17Parallèlement à Paul Lidsky présentant la littérature des années 1870-80 comme très largement anti-communarde, Hubert Juin donnait à peu près au même moment une version littéraire « heureuse » de la Commune dans un bref article, « La Commune et ses écrivains », daté de 1971 (récemment republié dans l’ensemble Lectures du XIXe siècle23).  

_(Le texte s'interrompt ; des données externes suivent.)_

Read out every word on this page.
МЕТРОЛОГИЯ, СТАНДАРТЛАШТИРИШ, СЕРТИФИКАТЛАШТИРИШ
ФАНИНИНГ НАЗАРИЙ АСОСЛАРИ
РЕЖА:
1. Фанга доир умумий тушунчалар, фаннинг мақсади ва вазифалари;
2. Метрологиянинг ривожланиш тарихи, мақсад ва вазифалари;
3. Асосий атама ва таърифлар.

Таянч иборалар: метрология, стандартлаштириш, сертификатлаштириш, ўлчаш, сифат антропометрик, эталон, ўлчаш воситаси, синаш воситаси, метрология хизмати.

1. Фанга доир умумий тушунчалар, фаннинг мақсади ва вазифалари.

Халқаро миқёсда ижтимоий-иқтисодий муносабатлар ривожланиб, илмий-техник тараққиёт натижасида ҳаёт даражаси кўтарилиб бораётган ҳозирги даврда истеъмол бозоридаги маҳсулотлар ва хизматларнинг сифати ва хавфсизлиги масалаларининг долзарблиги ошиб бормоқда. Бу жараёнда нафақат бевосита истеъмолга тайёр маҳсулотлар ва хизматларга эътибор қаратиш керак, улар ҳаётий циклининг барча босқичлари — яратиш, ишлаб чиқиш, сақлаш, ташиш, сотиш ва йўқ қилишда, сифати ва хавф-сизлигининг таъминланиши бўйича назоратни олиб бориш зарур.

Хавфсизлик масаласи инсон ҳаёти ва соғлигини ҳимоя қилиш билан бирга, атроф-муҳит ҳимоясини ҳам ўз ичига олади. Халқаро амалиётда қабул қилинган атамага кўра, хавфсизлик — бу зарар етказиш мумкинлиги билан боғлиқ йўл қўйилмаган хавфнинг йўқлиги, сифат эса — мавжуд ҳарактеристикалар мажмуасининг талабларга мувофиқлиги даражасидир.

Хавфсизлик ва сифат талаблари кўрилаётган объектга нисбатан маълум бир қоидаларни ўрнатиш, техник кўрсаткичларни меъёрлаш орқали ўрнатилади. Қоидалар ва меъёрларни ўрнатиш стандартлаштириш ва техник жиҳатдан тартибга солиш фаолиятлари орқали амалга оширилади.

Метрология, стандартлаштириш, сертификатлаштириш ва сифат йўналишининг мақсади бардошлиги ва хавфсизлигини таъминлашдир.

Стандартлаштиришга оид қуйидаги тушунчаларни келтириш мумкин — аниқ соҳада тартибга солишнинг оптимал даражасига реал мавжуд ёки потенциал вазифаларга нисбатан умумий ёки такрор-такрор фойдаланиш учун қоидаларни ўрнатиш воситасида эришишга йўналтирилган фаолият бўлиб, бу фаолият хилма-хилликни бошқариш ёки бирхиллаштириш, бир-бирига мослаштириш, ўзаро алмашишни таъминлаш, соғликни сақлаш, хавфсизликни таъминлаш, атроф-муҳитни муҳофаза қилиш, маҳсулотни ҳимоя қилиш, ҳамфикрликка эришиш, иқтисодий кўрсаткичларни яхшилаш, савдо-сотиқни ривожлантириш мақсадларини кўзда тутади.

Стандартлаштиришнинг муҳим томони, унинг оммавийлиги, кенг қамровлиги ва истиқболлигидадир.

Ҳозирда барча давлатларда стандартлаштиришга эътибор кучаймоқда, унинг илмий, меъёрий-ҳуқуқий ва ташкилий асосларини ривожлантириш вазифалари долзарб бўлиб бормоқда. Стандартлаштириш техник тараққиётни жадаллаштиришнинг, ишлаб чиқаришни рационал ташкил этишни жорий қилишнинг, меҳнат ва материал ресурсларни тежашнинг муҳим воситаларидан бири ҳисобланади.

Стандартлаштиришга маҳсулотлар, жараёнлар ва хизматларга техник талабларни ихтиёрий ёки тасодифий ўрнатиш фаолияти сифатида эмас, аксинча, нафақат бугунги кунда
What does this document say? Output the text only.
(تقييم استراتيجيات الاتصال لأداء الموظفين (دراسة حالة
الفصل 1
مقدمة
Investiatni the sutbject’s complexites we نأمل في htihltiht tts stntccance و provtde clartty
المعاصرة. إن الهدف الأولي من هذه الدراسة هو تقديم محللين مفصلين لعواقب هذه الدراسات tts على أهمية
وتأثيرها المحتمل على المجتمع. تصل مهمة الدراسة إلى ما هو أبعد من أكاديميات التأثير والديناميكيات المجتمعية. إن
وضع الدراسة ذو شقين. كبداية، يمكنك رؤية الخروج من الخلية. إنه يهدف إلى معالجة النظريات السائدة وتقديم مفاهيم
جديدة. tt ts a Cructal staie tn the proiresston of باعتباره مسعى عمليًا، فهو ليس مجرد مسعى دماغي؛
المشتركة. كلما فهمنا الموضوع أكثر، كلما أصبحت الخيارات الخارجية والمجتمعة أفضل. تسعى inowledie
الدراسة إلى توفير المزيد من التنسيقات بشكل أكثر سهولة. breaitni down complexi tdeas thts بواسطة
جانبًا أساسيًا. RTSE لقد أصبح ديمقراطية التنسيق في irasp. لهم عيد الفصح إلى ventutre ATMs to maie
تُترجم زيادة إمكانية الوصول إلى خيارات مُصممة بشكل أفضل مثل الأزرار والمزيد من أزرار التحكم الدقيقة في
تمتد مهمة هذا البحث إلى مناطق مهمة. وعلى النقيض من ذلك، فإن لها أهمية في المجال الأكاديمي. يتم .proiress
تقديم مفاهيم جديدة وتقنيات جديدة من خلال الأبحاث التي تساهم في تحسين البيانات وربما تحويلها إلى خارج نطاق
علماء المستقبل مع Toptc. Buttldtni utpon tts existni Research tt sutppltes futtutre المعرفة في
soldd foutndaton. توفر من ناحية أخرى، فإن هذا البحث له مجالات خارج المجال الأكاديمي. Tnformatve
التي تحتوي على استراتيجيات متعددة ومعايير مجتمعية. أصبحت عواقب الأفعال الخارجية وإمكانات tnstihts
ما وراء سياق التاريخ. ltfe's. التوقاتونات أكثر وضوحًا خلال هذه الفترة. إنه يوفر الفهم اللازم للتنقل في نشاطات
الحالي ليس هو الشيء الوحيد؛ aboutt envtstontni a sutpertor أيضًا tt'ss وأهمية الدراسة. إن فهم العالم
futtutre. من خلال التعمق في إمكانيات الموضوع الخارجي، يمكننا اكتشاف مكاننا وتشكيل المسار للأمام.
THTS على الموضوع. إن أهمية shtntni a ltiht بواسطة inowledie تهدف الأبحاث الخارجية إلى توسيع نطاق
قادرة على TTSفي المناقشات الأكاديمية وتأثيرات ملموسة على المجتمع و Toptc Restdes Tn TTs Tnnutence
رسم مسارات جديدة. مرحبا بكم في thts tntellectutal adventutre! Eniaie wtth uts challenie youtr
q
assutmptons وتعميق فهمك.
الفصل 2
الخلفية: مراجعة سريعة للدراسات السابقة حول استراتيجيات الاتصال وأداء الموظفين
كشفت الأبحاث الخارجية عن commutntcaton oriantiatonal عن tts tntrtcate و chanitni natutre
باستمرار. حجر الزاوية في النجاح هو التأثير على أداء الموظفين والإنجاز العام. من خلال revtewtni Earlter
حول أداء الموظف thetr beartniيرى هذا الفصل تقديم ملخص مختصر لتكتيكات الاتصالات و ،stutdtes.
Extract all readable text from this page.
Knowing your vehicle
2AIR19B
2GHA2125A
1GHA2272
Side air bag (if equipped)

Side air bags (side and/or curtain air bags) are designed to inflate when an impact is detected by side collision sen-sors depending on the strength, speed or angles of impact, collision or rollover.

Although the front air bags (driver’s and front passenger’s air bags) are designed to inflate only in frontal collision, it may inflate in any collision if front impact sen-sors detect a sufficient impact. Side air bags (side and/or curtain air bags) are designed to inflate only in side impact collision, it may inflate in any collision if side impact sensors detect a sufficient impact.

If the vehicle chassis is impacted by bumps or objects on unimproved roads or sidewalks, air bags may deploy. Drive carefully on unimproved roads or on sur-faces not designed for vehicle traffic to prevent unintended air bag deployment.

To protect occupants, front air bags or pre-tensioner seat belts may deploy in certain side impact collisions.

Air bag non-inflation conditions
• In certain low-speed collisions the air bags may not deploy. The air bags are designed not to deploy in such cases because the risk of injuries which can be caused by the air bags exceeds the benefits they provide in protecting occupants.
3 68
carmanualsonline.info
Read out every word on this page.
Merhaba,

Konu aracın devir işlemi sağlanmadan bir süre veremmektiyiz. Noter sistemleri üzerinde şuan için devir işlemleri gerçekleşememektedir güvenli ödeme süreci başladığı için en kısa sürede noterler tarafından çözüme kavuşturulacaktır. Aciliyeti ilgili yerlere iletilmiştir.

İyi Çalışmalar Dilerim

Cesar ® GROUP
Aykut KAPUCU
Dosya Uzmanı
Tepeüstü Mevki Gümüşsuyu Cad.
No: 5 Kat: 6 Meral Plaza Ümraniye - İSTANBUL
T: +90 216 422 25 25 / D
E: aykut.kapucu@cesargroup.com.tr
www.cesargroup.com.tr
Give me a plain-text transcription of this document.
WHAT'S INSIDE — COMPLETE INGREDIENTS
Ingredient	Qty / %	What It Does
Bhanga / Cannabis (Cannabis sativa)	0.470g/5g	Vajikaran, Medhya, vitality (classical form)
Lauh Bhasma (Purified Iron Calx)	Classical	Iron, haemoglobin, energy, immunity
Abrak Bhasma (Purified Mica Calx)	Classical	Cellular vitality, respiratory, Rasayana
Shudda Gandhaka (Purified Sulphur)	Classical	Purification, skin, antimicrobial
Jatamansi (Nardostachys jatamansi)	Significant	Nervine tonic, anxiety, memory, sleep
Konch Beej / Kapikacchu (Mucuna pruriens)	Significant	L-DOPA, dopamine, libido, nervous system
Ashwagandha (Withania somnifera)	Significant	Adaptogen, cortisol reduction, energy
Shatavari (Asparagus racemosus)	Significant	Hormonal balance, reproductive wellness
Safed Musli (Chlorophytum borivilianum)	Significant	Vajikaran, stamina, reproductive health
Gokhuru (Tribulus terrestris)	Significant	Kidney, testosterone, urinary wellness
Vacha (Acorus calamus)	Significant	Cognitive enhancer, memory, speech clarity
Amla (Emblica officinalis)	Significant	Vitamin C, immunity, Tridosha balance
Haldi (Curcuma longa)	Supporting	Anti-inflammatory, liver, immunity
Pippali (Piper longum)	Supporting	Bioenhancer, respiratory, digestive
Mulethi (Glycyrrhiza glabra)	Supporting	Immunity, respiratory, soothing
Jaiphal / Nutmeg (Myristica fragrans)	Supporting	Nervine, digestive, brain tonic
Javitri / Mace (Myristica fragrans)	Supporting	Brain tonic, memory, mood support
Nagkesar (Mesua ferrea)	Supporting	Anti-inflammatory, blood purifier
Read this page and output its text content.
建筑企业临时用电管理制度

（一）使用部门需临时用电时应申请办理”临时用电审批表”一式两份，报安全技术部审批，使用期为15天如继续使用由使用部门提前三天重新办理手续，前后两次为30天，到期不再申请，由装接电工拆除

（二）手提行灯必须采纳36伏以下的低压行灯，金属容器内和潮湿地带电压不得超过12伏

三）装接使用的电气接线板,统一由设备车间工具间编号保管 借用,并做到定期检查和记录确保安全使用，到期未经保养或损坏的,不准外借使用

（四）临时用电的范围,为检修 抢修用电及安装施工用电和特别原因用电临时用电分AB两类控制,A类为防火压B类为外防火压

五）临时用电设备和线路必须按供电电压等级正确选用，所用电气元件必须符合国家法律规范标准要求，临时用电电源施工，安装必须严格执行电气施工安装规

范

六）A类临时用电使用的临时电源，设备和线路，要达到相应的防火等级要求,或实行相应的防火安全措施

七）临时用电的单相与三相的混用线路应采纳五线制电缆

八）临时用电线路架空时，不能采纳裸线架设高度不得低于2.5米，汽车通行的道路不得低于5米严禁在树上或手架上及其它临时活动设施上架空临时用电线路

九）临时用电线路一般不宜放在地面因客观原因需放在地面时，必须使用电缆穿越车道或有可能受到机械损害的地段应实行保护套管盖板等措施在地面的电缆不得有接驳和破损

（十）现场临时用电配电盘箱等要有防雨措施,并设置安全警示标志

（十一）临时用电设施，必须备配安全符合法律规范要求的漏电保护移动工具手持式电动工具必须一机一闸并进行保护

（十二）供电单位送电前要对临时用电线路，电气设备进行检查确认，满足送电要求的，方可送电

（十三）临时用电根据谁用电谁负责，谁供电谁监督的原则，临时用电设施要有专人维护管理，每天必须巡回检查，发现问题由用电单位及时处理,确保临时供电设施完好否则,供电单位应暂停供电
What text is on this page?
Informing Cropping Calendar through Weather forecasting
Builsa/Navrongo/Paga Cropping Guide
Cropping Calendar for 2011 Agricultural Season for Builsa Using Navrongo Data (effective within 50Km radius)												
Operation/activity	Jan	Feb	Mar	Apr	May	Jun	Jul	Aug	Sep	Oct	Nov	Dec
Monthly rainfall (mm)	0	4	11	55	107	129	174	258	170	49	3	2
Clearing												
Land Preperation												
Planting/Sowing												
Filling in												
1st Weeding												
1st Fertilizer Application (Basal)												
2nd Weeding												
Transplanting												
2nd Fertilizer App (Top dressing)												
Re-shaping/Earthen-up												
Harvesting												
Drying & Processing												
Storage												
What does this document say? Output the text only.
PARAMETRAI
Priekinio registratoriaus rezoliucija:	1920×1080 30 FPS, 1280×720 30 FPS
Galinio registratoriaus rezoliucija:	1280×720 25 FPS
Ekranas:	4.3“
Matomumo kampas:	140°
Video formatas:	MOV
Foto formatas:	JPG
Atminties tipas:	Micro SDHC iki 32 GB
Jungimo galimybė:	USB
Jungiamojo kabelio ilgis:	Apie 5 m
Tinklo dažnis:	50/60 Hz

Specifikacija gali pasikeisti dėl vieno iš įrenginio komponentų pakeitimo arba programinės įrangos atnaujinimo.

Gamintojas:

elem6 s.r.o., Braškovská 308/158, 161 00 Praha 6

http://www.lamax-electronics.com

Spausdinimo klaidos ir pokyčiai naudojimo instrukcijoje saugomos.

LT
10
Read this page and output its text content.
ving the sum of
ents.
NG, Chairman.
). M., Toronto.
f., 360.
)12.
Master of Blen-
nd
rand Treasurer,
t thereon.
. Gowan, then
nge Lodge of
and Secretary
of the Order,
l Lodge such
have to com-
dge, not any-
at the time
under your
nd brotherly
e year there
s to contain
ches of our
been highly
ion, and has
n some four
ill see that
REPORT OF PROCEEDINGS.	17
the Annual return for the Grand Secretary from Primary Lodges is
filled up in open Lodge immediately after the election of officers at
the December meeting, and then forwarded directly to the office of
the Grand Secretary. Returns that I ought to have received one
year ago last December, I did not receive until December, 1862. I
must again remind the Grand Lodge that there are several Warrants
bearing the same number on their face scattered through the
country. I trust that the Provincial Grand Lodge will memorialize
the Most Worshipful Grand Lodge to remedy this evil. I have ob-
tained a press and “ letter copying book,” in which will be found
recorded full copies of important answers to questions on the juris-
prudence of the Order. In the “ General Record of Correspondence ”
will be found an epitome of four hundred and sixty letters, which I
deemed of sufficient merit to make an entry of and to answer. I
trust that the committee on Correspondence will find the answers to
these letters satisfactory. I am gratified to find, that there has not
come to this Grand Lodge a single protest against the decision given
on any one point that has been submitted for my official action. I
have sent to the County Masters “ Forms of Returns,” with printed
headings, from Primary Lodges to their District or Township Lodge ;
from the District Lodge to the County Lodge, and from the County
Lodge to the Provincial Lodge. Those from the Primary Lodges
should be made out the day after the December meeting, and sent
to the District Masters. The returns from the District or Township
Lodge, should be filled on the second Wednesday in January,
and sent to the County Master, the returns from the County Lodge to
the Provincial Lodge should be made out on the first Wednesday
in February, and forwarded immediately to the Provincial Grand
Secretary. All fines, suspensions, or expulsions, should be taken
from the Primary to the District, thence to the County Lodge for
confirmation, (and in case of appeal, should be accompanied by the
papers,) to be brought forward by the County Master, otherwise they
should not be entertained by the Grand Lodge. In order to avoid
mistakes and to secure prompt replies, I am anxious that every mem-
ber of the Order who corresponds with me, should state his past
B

18Même s’il pose comme un fait que « la brève et tumultueuse existence de la Commune  de Paris, d’évidence, ne suffisait pas à créer ou promouvoir un dessein littéraire24 », il accorde à la révolution parisienne de « prématurément mettre un terme au XIXe siècle » en donnant naissance à un « avant-siècle » (jusqu’en 1914) que caractérise un éclatement des formes traditionnelles qui lui paraît lié à la Commune : « sur le plan […] des écrivains, écrit-il, la Commune s’ébauche bien avant son surgissement, le 18 mars, et se prolonge bien après la Semaine Sanglante et la plaine de Satory ». Juin considère ainsi l’affaire Dreyfus comme prolongement de la partition active lors de la Commune :

[…] dans cette sainte alliance du sabre, du goupillon et de la propriété, il n’est question que de protéger l’État-Major, le même exactement que celui qui perdit Sedan et Metz, mais qui triompha dans la mitraille de la Semaine Sanglante des insurgés parisiens. De l’autre côté, ceux qui – l’avouant ou non – refusent la dictature et l’Ordre de Versailles. Une nouvelle fois, ce même partage va se faire parmi les écrivains entre les novateurs et les nantis des Lettres !25

19Parmi ces « novateurs », à la fois bohèmes et révolutionnaires de la forme, Hubert Juin place Lautréamont et Rimbaud ;

Il est étonnant que nous finissions par convenir que des deux grands écrivains « communards », l’un est mort avant les événements, et l’autre était, au moment où ces événements s’inscrivaient, un enfant provincial. Il n’empêche qu’au niveau de la poésie, la Commune brille rouge entre ces deux noms, ces deux œuvres, ainsi que la flamme dans une lampe à arc.26  

20À la frilosité des écrivains nantis, s’opposerait l’absolue marginalité incarnée par ces deux figures de la fulgurance – œuvres aussi brèves et tumultueuses que le fut l’insurrection parisienne. Quant aux « nantis », les témoignages de leur esprit étroit de possédant menacé et apeuré ne manquent pas : ainsi de Gautier - car celui « qui fait profession habituelle d’apolitisme, [comment] pourrait-il tolérer la Commune ? […] Mais c’est qu’il l’aime, lui, cette société : il vit pour elle, et elle le fait vivre27 » écrit Hubert Juin. Lidsky de son côté cite ces propos, tenus par Gautier à Edmond de Goncourt en 1870 :

Je suis une victime des révolutions. Sans blague ! Lors de la révolution de Juillet, mon père était très légitimiste, il a joué à la hausse sur les ordonnances de Juillet : vous pensez comme ça a réussi ! Nous avons perdu toute notre fortune, 15000 livres de rentes. J’étais destiné à entrer dans la vie en heureux, en homme de loisir ; il a fallu gagner sa vie. […] Enfin, après des années, j’avais assez bien arrangé mon affaire, j’avais une petite maison, une petite voiture, deux petits chevaux. Février met tout ça à bas…28

21L’étroitesse d’esprit bourgeoise choque sans doute davantage chez un homme « de lettres » que chez un artisan ou un bourgeois du Quartier latin29. Flaubert, l’homme qui signait quelquefois ses lettres Bourgeoisophobus, manque pourtant s’étrangler de rage avec le décret promulgué par la Commune en mars 1871, sur la remise des loyers30 :

La question des loyers, particulièrement, est splendide. Le gouvernement se mêle maintenant de Droit Naturel et intervient dans les contrats entre particuliers. Elle (la Commune) affirme qu’on ne doit pas ce qu’on doit, et qu’un service ne se paie pas par un autre service. – C’est énorme d’ineptie et d’injustice31.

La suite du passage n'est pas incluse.